Bush makes poor pay for military might and tax cuts

Schools and health lose out as US public services endure worst crisis since 1930s

School was definitely over for Sally Kelly last week. The Oklahoma primary school teacher was trying to cram years of accumulated experience and memories into a few cardboard boxes and get them out of the door before the building was locked up for the holidays.

Thousands of teachers across the state and the US have been doing more or less the same thing in the past few months, squeezed out by a combination of recession, tax cuts and record military spending. Oklahoma is cutting 6,000 teaching jobs in the financial year just ending and the next, and the budgetary outlook is grim. But for Ms Kelly, there is more at stake than losing her vocation. Her breast cancer is in remission but still requires monitoring and medicines. Without the health insurance that came with her job, she can afford neither.

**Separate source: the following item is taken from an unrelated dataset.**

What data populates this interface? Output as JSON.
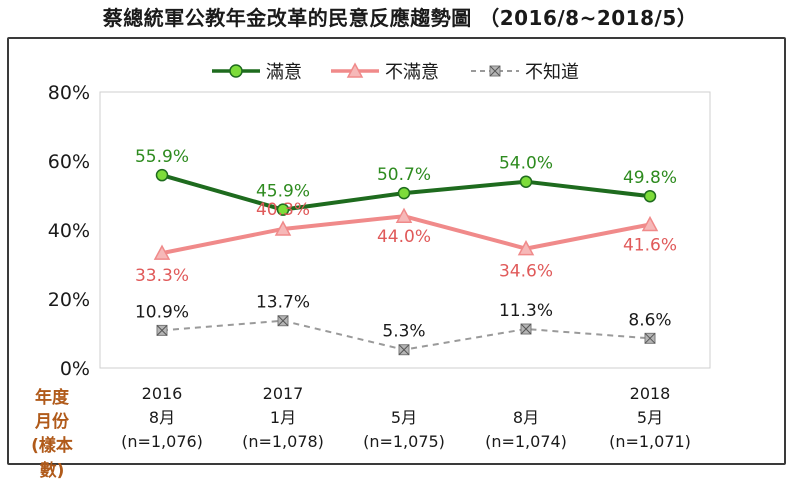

"For me, it's a life and death situation," she said, sitting in the deserted classroom, her head covered by a yellow turban to hide the effects of chemotherapy.

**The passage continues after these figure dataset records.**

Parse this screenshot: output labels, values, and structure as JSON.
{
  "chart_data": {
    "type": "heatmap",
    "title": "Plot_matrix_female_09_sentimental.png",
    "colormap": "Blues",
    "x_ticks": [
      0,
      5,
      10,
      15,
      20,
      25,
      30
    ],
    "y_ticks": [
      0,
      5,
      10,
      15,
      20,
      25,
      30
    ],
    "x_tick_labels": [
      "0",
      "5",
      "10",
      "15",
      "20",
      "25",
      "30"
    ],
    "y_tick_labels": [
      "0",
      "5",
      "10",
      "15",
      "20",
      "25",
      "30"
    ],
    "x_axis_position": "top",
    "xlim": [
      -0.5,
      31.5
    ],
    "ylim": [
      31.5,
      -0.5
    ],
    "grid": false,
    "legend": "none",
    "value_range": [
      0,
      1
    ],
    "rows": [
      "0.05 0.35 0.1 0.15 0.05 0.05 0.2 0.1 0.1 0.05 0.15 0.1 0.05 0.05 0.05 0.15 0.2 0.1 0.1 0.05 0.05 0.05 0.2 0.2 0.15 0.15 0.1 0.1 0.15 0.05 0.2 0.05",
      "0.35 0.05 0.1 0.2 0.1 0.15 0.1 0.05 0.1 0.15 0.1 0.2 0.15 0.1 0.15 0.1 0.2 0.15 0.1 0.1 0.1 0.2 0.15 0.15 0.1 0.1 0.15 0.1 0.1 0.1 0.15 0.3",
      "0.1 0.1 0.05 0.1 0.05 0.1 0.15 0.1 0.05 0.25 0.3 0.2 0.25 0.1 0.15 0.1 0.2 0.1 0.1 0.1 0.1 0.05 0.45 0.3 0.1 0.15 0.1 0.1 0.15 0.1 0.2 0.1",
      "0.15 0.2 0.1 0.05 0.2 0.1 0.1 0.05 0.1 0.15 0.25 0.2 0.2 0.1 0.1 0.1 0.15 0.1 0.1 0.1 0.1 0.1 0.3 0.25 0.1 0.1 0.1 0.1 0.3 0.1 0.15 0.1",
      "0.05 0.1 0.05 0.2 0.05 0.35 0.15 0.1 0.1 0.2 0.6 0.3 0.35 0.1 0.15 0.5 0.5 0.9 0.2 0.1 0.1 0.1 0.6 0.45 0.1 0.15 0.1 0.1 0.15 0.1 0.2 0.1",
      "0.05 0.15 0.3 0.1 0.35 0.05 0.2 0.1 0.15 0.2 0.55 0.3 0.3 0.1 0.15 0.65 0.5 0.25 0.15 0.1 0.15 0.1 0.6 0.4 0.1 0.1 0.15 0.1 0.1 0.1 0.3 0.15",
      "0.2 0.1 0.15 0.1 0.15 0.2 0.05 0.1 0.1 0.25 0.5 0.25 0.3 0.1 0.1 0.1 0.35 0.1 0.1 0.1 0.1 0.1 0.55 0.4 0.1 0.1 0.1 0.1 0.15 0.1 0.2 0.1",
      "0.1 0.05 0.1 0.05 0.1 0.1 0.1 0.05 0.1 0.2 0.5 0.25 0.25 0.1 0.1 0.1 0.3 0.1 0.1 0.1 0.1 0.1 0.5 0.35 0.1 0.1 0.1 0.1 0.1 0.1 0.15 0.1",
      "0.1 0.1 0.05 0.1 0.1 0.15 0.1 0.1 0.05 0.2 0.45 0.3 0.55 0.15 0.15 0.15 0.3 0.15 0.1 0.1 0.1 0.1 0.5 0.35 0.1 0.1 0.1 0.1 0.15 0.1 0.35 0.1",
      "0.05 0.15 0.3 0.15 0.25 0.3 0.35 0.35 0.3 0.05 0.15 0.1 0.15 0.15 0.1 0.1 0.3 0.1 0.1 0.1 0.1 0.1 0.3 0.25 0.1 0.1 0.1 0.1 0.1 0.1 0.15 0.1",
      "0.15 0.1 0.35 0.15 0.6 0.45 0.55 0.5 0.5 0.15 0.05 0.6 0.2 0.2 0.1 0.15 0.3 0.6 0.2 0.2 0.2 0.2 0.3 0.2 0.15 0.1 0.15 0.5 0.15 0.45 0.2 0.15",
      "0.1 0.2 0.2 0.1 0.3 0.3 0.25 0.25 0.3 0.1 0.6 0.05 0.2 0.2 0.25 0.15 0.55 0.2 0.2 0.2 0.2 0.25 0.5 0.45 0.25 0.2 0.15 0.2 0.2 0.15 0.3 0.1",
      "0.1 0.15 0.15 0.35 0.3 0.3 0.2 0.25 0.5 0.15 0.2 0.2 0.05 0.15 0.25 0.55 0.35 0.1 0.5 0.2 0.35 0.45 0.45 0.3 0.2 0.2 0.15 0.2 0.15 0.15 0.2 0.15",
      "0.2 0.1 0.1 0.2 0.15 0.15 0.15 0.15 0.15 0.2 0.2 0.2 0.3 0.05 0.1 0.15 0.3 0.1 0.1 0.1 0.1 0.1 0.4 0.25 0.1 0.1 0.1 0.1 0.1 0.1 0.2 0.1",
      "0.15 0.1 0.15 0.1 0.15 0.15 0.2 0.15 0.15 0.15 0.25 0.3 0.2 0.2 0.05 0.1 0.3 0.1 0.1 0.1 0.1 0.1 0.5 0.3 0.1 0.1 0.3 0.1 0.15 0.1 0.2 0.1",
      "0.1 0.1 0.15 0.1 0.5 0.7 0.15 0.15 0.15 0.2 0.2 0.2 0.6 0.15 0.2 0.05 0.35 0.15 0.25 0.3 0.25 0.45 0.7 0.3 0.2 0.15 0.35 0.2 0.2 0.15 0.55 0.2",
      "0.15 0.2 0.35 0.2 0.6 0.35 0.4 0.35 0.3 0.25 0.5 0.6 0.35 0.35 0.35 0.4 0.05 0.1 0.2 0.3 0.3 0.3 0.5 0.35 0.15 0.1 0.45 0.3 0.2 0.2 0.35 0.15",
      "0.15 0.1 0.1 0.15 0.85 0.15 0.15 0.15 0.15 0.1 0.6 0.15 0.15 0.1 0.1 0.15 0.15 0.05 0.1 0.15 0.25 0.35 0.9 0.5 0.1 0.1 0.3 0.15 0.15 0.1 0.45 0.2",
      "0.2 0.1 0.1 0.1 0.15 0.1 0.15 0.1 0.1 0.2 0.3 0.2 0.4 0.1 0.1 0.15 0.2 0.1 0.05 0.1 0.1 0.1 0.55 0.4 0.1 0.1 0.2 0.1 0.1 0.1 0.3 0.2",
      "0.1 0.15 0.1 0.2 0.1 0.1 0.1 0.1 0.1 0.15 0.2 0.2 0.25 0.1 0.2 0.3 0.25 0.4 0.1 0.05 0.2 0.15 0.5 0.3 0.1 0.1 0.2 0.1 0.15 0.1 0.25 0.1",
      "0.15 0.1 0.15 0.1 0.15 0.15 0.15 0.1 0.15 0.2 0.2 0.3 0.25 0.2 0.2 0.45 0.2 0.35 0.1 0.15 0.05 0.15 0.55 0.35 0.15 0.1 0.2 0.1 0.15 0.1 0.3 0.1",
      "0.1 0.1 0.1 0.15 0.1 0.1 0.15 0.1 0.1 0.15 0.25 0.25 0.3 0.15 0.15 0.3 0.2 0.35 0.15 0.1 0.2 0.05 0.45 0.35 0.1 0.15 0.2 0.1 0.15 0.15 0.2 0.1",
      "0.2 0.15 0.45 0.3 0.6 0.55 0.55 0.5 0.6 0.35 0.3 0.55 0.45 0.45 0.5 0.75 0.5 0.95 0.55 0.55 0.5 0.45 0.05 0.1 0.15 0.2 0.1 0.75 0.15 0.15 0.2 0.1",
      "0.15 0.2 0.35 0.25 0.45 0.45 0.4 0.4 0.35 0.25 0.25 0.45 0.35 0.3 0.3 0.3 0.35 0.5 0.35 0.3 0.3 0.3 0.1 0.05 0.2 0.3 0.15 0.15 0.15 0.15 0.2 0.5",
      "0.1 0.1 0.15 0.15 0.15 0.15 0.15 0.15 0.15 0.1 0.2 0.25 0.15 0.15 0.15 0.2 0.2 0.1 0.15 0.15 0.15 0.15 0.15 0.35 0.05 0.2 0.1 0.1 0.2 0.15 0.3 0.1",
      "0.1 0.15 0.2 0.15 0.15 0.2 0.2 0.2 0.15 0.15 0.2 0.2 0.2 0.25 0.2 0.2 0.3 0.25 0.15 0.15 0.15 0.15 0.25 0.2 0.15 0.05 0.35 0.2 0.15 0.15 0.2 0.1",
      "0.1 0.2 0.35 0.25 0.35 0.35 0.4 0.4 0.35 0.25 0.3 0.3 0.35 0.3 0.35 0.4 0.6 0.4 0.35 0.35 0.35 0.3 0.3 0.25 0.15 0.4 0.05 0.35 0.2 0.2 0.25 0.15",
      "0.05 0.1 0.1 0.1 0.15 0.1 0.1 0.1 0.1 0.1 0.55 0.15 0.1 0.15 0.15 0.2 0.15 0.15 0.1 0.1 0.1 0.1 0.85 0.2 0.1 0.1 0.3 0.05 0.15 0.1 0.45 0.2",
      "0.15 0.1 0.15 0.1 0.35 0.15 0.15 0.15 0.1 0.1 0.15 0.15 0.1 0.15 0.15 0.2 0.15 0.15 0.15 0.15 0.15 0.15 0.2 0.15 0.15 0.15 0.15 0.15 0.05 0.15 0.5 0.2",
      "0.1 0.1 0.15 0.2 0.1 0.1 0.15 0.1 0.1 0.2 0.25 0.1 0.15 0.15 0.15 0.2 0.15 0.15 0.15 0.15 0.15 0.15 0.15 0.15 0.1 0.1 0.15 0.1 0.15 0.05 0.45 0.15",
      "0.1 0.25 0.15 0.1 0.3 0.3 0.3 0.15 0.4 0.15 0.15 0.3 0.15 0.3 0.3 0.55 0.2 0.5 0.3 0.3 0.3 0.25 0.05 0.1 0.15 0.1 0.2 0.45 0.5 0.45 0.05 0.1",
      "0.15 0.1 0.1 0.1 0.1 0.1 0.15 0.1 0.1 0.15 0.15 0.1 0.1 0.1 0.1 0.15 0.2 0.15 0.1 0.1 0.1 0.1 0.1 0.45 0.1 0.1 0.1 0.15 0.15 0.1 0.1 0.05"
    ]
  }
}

After surgery, a tube was inserted under the skin just below her collar bone to serve as a "port" for the chemotherapy, but she can no longer afford the drugs to keep it open, and she thinks she will probably have to get it removed. In a wealthier state in better times, some of her treatment might be covered by Medicaid, the national health insurance scheme for the poor. But the scheme is facing its own budget crisis, and the poverty threshold for eligibility is constantly rising. Ms Kelly is jobless but owns her home so may still not be poor enough.

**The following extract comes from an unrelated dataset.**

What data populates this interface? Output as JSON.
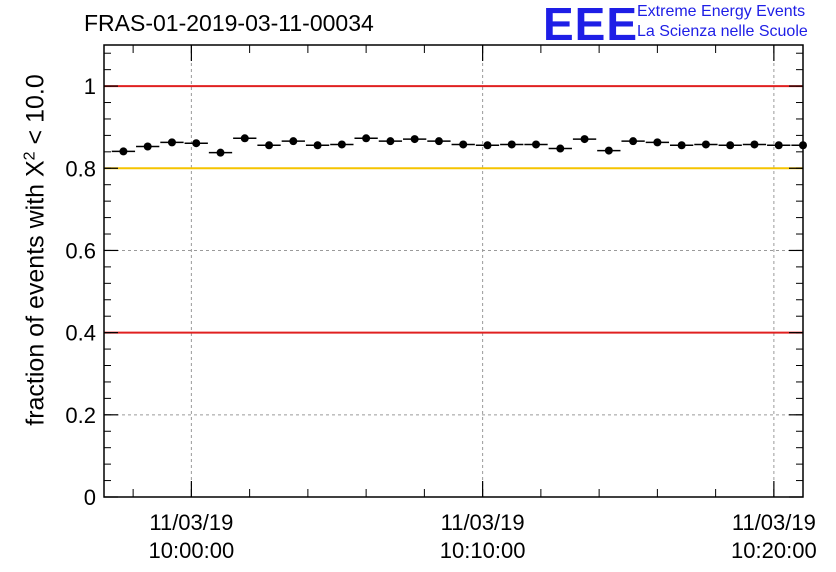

Once her boxes are filled, all that remains is to remove the inspirational slogans with which she decorated her classroom. The last to come down says: "Attitudes are contagious. Is yours worth catching?"

She is determined to remain upbeat. This is a "detour not a roadblock" she says, but the truth is that her chances of finding a new teaching post soon are small.

Oklahoma's job cuts are part of a deep nationwide retrenchment eating away at the public sphere. According to some analysts, the states, which control most public services, are going through their worst crisis since the Depression. While the US is at the zenith of its global power, its health and education systems would be grounds for a scandal in poorer countries.